At larger numbers it settles down to a smooth hyperbola.
So, my question: what's the correct way to deal with very small numbers when you need to divide one by another?
I thought of multiplying numerator and/or denominator by 1000 in advance, but couldn't quite work it out.
The actual code in question is the recalculate() function here. It computes the centroid of a polygon, but when the polygon is tiny, the centroid jumps erratically around the place, and can end up a long distance from the polygon. The data series above are the result of moving one node of the polygon in a consistent direction (by hand, which is why it's not perfectly smooth).
This is Adobe Flex 4.5.
I believe the problem most likely is caused by the following line in your code:
sc = (lx*latp-lon*ly)*paint.map.scalefactor;
If your polygon is very small, then lx and lon are almost the same, as are ly and latp. They are both very large compared to the result, so you are subtracting two numbers that are almost equal.
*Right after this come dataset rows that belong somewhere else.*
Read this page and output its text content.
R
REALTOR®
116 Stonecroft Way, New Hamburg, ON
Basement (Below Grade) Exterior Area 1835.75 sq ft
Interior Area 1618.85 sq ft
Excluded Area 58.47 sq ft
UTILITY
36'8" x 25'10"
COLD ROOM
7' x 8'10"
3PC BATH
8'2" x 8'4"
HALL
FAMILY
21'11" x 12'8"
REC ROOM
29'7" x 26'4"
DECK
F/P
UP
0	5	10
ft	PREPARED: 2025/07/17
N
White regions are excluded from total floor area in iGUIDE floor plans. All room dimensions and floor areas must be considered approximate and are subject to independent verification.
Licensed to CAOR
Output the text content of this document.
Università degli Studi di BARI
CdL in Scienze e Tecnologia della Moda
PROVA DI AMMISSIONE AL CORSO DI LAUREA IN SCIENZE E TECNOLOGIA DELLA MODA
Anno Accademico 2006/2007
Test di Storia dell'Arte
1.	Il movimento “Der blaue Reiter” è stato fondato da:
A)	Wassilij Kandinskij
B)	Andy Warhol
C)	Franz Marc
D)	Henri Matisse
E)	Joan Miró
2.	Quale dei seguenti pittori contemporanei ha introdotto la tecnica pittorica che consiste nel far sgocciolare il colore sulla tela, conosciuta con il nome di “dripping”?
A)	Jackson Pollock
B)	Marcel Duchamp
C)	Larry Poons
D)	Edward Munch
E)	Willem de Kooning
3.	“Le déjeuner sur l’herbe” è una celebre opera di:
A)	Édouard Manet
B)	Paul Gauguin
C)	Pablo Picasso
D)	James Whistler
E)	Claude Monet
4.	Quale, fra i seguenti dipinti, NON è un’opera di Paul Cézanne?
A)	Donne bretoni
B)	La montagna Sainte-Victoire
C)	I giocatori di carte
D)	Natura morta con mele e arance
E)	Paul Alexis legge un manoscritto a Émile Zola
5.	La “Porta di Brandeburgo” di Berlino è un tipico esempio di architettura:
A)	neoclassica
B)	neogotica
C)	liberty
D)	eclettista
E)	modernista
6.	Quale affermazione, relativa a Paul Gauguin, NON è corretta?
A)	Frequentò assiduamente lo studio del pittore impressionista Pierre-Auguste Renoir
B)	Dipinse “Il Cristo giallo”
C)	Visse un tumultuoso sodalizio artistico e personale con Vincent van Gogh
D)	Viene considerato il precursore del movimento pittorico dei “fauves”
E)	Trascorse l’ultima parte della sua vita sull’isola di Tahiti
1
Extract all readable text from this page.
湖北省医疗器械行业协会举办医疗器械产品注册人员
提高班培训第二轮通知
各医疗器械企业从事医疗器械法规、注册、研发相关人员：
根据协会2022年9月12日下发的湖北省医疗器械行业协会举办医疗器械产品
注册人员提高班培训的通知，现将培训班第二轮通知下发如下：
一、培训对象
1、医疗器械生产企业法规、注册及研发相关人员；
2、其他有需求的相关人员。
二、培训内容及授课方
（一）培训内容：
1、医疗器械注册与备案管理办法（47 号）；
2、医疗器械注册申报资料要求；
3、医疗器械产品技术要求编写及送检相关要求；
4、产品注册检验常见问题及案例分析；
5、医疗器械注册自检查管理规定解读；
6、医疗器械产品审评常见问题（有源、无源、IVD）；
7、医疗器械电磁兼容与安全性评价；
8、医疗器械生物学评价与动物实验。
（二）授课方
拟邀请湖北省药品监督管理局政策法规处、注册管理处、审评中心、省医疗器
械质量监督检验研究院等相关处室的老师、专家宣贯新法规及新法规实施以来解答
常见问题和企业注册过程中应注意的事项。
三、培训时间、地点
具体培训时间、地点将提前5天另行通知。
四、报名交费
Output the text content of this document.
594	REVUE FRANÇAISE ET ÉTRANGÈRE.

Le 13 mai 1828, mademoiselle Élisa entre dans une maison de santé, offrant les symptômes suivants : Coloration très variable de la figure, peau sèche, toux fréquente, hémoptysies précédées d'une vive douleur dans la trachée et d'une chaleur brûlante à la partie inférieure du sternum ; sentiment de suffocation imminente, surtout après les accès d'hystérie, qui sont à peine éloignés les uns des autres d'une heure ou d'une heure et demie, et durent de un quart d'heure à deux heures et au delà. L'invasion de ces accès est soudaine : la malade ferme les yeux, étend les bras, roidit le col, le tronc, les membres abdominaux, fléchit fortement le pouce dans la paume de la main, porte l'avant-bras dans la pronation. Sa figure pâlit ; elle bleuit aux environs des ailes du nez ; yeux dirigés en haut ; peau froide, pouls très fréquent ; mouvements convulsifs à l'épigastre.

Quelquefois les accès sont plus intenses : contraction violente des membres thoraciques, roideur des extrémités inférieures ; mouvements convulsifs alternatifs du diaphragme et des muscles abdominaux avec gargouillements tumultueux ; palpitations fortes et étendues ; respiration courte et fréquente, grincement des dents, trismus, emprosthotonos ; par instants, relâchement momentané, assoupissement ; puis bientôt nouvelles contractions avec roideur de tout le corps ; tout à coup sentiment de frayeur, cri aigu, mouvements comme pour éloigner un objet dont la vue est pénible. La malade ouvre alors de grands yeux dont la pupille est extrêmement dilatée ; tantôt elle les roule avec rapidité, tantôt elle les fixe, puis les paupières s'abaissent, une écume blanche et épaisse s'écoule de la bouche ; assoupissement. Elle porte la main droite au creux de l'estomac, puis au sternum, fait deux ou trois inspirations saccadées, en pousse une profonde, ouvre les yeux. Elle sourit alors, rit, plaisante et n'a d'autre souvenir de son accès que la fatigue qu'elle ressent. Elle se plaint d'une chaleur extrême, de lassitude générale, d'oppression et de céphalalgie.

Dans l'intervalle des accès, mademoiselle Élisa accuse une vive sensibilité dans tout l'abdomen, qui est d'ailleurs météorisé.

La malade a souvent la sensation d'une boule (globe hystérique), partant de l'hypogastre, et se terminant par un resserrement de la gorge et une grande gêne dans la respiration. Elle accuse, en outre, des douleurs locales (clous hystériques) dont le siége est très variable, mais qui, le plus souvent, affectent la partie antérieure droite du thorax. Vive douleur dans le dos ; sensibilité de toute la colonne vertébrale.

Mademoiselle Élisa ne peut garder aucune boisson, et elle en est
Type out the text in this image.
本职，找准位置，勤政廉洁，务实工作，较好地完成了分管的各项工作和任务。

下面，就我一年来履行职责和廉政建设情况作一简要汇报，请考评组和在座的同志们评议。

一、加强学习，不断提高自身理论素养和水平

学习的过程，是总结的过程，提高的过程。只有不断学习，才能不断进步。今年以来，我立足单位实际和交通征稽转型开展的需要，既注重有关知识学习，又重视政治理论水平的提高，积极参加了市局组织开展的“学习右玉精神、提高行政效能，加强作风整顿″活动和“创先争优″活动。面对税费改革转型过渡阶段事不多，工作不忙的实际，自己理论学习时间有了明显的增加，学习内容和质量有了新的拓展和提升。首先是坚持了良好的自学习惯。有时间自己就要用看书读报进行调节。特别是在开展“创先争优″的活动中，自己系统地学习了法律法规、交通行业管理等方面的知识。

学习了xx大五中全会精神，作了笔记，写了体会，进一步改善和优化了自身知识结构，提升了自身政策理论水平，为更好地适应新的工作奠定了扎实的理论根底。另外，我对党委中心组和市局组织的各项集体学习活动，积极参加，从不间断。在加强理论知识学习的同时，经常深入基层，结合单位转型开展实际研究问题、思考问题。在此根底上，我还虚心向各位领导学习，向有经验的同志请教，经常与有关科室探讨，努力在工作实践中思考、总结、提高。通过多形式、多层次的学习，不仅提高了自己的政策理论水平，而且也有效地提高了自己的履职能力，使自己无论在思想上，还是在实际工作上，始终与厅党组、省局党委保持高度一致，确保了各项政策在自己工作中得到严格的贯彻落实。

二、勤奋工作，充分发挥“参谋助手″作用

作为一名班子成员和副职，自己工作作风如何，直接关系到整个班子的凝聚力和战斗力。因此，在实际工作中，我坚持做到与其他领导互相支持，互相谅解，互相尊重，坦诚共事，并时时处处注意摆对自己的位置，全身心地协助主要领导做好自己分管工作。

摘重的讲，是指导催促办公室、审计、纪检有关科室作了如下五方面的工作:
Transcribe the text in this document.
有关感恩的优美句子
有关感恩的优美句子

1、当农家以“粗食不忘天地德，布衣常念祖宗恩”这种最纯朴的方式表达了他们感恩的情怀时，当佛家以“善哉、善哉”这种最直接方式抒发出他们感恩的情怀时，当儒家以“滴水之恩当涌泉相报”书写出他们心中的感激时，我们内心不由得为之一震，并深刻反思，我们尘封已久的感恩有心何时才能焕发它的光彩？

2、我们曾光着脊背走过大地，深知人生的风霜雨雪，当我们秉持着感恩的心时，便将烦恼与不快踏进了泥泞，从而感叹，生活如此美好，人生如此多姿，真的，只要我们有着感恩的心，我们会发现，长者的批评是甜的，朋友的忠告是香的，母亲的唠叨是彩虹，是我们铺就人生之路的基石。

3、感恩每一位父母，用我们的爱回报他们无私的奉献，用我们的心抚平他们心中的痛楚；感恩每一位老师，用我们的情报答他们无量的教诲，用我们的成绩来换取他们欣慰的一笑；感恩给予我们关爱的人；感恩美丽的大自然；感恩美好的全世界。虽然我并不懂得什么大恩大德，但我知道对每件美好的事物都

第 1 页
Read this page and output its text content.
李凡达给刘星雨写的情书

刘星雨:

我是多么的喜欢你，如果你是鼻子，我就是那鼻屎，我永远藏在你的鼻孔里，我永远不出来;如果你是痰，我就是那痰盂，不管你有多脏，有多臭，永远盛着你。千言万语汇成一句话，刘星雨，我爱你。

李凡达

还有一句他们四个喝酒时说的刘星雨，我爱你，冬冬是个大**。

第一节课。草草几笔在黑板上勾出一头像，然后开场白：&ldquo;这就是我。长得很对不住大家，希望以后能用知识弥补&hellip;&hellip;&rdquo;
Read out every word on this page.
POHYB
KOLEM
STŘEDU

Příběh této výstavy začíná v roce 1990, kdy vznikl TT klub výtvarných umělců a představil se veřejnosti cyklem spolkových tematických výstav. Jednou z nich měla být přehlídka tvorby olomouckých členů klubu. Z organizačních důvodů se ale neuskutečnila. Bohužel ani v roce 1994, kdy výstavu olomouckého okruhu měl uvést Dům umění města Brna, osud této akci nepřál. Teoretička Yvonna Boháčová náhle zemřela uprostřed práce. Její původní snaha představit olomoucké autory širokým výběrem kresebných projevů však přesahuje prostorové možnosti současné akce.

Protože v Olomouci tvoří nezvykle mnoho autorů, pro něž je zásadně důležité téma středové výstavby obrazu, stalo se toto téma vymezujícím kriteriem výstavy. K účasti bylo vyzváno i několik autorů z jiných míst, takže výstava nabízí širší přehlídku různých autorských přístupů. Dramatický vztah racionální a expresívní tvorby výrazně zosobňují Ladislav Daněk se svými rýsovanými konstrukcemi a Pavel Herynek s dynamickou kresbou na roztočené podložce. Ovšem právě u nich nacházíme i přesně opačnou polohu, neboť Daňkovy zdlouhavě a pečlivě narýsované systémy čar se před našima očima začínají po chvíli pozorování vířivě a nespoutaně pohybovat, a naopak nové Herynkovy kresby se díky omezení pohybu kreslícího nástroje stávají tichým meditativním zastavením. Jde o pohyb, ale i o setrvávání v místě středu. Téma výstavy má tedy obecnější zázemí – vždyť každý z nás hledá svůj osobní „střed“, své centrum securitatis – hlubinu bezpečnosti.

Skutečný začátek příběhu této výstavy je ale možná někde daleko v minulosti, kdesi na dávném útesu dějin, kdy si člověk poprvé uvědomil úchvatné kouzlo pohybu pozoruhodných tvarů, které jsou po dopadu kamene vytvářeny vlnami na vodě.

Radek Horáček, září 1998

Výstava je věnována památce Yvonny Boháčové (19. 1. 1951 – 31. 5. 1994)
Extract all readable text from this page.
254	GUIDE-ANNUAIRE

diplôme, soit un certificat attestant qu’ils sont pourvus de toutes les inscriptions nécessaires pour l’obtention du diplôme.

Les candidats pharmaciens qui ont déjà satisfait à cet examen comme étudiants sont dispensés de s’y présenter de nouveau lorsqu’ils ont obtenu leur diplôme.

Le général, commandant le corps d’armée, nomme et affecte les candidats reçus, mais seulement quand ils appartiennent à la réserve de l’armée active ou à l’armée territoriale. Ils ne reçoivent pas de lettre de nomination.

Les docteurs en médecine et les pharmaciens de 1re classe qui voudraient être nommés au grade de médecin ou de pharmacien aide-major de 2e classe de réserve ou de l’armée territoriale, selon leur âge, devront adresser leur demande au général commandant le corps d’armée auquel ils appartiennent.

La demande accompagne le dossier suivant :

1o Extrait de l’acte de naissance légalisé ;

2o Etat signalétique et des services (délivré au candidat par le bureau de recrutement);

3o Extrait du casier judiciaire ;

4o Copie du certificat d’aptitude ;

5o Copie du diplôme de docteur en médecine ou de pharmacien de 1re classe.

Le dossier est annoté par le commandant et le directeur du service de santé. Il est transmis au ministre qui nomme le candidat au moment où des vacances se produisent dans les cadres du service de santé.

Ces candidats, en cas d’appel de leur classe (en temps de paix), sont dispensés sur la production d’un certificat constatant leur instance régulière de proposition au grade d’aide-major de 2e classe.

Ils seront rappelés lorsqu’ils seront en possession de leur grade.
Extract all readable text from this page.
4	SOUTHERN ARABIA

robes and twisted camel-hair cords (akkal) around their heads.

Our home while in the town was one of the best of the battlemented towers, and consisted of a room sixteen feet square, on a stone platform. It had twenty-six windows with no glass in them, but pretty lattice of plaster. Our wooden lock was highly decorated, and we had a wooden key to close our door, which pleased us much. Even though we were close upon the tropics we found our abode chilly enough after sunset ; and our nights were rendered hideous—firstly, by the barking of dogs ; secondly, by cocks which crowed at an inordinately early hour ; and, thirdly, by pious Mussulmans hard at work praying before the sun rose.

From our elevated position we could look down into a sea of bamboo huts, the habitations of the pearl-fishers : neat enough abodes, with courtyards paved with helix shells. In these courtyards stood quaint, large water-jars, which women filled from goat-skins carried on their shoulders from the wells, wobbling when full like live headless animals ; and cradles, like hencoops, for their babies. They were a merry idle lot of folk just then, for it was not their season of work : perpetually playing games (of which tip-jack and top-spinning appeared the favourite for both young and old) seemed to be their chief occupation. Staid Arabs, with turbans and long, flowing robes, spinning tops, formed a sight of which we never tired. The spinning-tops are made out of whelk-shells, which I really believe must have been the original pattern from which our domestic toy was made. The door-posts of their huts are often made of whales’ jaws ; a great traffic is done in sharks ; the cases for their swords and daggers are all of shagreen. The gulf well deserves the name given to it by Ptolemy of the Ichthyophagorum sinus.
To get around this, we can make use of the fact that:
x1*y2-x2*y1 = (x2+(x1-x2))*y2 - x2*(y2+(y1-y2))
= x2*y2 + (x1-x2)*y2 - x2*y2 - x2*(y2-y1)
= (x1-x2)*y2 - x2*(y2-y1)
So, try this:
dlon = lx - lon
dlat = ly - latp
sc = (dlon*latp-lon*dlat)*paint.map.scalefactor;
The value is mathematically the same, but the terms are an order of magnitude smaller, so the error should be an order of magnitude smaller as well.
Jeffrey Sax has correctly identified the basic issue - loss of precision from combining terms that are (much) larger than the final result.
The suggested rewriting eliminates part of the problem - apparently sufficient for the actual case, given the happy response.
You may find, however, that if the polygon becomes again (much) smaller and/or farther away from the origin, inaccuracy will show up again. In the rewritten formula the terms are still quite a bit larger than their difference.
Furthermore, there's another 'combining-large&comparable-numbers-with-different-signs'-issue in the algorithm. The various 'sc' values in subsequent cycles of the iteration over the edges of the polygon effectively combine into a final number that is (much) smaller than the individual sc(i) are. (if you have a convex polygon you will find that there is one contiguous sequence of positive values, and one contiguous sequence of negative values, in non-convex polygons the negatives and positives may be intertwined).
What the algorithm is doing, effectively, is computing the area of the polygon by adding areas of triangles spanned by the edges and the origin, where some of the terms are negative (whenever an edge is traversed clockwise, viewing it from the origin) and some positive (anti-clockwise walk over the edge).
You get rid of ALL the loss-of-precision issues by defining the origin at one of the polygon's corners, say (lx,ly) and then adding the triangle-surfaces spanned by the edges and that corner (so: transforming lon to (lon-lx) and latp to (latp-ly) - with the additional bonus that you need to process two triangles less, because obviously the edges that link to the chosen origin-corner yield zero surfaces.
For the area-part that's all. For the centroid-part, you will of course have to "transform back" the result to the original frame, i.e. adding (lx,ly) at the end.